Cell growth competition assay

RPE-1 mNeonGreen-tagged β-tubulin cells were seeded at a 1:5 ratio with either degron-CHAF1A cells or p53KO degron-CHAF1A cells. Cells were treated with dTAG (500 nM) or DMSO over a period of 7 days and split at day 0, 2 and 4 according to their confluency. The remaining cells of every timepoint were collected for flow cytometry analysis, washed 1x in FACS buffer and the percentage of degron-CHAF1A cells was assessed as mNeon negative population using BD LSR Fortessa X20 (BD Biosciences).

Highlights.

1. The histone chaperone CAF-1 sustains DNA replication speed in single cells.

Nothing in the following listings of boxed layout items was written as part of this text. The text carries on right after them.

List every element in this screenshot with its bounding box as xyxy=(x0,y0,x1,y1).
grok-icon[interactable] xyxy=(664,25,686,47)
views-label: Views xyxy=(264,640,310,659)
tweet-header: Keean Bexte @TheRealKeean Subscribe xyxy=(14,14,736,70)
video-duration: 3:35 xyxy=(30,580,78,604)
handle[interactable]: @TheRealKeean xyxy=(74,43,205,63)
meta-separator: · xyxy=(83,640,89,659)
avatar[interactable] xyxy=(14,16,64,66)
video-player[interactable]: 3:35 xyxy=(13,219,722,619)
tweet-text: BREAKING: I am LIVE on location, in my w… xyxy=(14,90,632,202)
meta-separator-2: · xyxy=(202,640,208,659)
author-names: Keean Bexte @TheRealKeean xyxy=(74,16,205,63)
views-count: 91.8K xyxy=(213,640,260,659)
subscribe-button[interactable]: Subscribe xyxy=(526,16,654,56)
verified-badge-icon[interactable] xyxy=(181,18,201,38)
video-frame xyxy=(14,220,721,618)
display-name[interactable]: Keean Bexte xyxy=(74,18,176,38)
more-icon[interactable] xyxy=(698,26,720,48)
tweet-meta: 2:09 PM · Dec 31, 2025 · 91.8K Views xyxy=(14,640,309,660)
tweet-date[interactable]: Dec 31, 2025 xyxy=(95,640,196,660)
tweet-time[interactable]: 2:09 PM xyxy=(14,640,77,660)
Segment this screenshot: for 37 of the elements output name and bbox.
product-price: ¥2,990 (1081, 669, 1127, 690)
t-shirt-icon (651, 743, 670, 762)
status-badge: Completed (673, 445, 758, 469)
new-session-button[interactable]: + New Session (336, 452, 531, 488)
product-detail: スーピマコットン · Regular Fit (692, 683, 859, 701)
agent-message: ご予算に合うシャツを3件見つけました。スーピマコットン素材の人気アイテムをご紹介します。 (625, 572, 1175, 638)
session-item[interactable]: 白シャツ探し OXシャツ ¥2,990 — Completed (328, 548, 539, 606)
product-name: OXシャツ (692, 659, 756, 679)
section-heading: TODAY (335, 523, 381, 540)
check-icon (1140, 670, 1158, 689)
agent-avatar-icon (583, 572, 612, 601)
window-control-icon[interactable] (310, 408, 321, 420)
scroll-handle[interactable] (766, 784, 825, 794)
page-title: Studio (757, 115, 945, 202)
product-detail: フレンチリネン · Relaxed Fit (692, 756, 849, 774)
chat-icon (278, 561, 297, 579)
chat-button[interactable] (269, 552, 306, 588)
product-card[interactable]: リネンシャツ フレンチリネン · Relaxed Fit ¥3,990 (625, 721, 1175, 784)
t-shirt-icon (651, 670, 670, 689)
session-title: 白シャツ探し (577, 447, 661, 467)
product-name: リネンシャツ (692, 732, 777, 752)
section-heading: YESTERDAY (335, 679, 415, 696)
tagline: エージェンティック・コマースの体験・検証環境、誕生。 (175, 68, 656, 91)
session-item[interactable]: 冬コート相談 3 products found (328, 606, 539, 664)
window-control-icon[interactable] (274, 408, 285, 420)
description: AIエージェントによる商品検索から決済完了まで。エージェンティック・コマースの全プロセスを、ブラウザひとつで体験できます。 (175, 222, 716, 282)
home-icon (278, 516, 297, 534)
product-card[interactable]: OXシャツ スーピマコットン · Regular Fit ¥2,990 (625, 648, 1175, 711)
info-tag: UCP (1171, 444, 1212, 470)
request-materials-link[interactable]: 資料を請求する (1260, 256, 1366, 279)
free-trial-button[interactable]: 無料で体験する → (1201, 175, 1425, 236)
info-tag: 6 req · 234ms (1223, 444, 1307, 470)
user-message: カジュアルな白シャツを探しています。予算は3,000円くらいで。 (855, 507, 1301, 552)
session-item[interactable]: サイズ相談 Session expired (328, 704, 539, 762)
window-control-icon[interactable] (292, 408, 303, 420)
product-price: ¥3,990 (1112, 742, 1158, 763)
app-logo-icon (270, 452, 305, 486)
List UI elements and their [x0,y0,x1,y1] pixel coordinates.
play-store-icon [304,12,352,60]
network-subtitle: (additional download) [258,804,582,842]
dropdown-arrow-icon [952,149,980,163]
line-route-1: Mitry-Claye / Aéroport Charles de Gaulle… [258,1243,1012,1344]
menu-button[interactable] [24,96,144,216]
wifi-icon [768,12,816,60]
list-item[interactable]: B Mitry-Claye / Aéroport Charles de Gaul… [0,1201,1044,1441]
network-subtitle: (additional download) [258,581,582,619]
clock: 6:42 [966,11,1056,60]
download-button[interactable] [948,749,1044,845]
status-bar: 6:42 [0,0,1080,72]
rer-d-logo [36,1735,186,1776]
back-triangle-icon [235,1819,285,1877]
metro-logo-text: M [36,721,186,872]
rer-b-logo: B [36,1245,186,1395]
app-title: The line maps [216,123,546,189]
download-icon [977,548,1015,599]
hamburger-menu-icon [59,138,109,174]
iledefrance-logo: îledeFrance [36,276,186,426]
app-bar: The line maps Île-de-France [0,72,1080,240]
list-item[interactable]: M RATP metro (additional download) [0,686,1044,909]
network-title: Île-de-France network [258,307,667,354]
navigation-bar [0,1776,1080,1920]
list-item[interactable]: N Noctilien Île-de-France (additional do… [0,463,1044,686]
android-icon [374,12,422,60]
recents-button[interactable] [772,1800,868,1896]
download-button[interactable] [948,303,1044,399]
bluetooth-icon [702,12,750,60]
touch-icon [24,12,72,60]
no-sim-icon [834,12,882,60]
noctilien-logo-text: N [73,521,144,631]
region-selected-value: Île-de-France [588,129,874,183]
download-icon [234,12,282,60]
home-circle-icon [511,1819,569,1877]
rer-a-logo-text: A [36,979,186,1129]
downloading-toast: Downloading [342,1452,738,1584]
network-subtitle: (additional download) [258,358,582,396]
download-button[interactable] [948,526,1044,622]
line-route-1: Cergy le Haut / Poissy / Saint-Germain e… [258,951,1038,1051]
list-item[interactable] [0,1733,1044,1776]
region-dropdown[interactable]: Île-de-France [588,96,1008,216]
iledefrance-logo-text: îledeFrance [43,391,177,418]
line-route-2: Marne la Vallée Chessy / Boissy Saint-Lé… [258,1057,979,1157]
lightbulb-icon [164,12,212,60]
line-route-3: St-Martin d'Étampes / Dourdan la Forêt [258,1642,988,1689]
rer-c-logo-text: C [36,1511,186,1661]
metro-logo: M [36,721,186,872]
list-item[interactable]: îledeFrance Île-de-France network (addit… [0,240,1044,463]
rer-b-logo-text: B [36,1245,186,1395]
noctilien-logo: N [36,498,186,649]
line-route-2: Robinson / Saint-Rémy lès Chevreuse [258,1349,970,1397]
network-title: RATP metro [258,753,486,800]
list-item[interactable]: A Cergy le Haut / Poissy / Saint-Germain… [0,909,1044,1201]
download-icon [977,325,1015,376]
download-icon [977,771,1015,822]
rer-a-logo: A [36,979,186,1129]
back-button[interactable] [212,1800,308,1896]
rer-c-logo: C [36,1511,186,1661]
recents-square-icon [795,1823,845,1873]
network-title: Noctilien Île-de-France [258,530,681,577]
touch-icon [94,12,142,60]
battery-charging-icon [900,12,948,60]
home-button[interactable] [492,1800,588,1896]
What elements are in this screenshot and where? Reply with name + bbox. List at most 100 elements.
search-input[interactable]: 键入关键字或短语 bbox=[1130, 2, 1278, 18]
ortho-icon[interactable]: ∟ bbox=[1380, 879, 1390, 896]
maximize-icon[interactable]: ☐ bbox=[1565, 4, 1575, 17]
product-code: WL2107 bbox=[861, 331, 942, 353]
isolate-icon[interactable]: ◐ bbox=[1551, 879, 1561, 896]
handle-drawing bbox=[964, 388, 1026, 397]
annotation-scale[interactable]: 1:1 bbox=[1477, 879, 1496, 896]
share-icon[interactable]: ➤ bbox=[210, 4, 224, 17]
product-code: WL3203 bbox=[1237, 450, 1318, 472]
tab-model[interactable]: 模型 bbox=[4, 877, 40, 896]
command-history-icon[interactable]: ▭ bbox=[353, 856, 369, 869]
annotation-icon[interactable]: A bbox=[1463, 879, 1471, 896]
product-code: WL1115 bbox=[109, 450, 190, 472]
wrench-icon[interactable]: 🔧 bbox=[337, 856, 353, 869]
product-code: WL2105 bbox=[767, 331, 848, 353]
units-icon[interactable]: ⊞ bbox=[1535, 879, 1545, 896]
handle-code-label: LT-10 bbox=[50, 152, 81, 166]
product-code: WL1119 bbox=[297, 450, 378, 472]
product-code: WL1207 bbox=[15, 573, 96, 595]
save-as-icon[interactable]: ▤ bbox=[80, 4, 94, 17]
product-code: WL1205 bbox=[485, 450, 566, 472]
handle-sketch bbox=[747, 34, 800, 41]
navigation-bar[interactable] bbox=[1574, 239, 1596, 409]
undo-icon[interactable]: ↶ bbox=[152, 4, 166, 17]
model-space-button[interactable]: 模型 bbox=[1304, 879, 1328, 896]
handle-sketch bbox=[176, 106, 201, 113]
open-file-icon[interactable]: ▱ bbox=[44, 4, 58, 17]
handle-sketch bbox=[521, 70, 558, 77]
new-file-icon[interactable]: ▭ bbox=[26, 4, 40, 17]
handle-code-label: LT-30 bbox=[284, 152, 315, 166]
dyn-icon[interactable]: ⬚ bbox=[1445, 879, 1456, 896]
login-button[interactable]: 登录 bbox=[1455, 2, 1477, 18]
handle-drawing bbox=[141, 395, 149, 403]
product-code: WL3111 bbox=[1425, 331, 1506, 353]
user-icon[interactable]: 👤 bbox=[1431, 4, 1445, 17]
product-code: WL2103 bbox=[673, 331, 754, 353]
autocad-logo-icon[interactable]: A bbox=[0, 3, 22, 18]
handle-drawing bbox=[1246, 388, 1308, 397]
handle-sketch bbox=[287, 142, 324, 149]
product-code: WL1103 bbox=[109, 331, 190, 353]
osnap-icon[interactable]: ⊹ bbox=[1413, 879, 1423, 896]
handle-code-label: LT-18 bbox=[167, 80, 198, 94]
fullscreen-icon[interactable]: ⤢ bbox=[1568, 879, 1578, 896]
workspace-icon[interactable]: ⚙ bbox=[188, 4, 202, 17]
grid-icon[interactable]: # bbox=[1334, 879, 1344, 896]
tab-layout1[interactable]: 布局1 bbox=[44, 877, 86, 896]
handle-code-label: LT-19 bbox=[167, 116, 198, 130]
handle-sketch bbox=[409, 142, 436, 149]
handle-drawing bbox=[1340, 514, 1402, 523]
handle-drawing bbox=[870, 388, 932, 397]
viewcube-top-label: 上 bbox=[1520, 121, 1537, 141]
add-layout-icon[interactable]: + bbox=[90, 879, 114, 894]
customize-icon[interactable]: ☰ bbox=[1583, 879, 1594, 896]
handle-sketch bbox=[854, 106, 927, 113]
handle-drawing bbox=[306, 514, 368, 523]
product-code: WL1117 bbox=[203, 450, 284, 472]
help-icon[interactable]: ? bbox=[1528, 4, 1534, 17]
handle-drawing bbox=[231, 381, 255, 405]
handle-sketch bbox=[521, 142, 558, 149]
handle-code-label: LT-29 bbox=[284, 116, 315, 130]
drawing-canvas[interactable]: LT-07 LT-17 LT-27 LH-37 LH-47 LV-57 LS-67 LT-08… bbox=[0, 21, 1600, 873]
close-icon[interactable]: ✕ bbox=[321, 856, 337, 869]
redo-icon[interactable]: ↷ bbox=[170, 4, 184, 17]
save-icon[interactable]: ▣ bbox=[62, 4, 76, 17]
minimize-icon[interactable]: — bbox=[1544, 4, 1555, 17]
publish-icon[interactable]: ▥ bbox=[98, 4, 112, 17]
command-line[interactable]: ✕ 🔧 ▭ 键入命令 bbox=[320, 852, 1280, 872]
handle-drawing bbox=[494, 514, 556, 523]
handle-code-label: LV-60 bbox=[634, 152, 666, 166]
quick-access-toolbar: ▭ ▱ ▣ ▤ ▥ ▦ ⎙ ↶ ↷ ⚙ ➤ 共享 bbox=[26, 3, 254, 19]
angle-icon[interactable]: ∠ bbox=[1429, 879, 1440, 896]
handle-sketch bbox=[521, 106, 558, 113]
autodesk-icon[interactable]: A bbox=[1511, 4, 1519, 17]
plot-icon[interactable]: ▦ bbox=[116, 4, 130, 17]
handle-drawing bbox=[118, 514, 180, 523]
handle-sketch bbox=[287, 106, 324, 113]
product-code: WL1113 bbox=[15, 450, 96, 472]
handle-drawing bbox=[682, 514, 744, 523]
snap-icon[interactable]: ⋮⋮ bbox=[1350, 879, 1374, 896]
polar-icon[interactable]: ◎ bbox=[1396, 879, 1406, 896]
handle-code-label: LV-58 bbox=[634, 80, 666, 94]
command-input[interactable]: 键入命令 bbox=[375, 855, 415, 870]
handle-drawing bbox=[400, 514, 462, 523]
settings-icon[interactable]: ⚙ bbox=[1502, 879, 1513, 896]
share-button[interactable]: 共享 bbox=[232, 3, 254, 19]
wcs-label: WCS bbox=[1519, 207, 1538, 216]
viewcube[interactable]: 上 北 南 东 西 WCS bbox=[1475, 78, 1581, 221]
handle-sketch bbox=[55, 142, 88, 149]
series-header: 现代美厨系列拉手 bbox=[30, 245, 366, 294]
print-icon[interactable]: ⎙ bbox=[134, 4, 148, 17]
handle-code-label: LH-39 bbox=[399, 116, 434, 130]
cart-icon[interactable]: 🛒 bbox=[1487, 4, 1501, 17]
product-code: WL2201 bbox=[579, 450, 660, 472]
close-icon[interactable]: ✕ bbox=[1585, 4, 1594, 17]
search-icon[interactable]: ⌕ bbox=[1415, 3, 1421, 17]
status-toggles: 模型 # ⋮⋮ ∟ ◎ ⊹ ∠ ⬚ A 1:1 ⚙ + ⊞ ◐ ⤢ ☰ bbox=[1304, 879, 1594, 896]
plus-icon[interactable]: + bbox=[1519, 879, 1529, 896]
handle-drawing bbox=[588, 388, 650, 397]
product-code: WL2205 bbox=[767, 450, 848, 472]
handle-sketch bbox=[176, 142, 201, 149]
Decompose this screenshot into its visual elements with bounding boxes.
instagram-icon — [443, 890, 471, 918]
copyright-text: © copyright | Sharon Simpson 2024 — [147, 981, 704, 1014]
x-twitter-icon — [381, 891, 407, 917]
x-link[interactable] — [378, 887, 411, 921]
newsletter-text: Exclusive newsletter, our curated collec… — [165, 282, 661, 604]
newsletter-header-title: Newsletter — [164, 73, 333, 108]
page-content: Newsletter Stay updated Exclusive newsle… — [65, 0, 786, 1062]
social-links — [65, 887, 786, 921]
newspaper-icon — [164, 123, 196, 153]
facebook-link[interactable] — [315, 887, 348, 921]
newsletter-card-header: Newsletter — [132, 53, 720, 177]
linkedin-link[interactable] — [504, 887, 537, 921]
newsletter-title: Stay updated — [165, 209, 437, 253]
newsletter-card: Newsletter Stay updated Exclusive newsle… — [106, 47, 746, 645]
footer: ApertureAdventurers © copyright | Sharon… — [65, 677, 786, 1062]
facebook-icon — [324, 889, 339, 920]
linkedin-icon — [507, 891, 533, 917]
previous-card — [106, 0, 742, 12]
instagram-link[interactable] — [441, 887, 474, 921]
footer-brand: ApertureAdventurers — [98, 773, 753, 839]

2. CAF-1 loss alters histone repertoire and delays chromatin maturation.

3. H3K9me3 and H3K27me3 regions respond differently to acute CAF-1 depletion.

4. Impaired S-phase chromatin assembly triggers an immediate response and a G0 arrest.

Statements (conflict of interest, diversity/inclusivity)

A.G. is co-founder and chief scientific officer (CSO) of Ankrin Therapeutics. A.G. is a member of the scientific advisory board of Molecular Cell. C.B., S.d.S. and M.A.V. are employees of MOLEQLAR Analytics GmbH.

We support inclusive, diverse, and equitable conduct of research.

Data and code availability

The proteomics data has been deposited in the PRIDE database with accession code PXD050618. The repli-ATAC-seq, scVASA-seq and scEdU-seq data are available at GEO: GSE262518.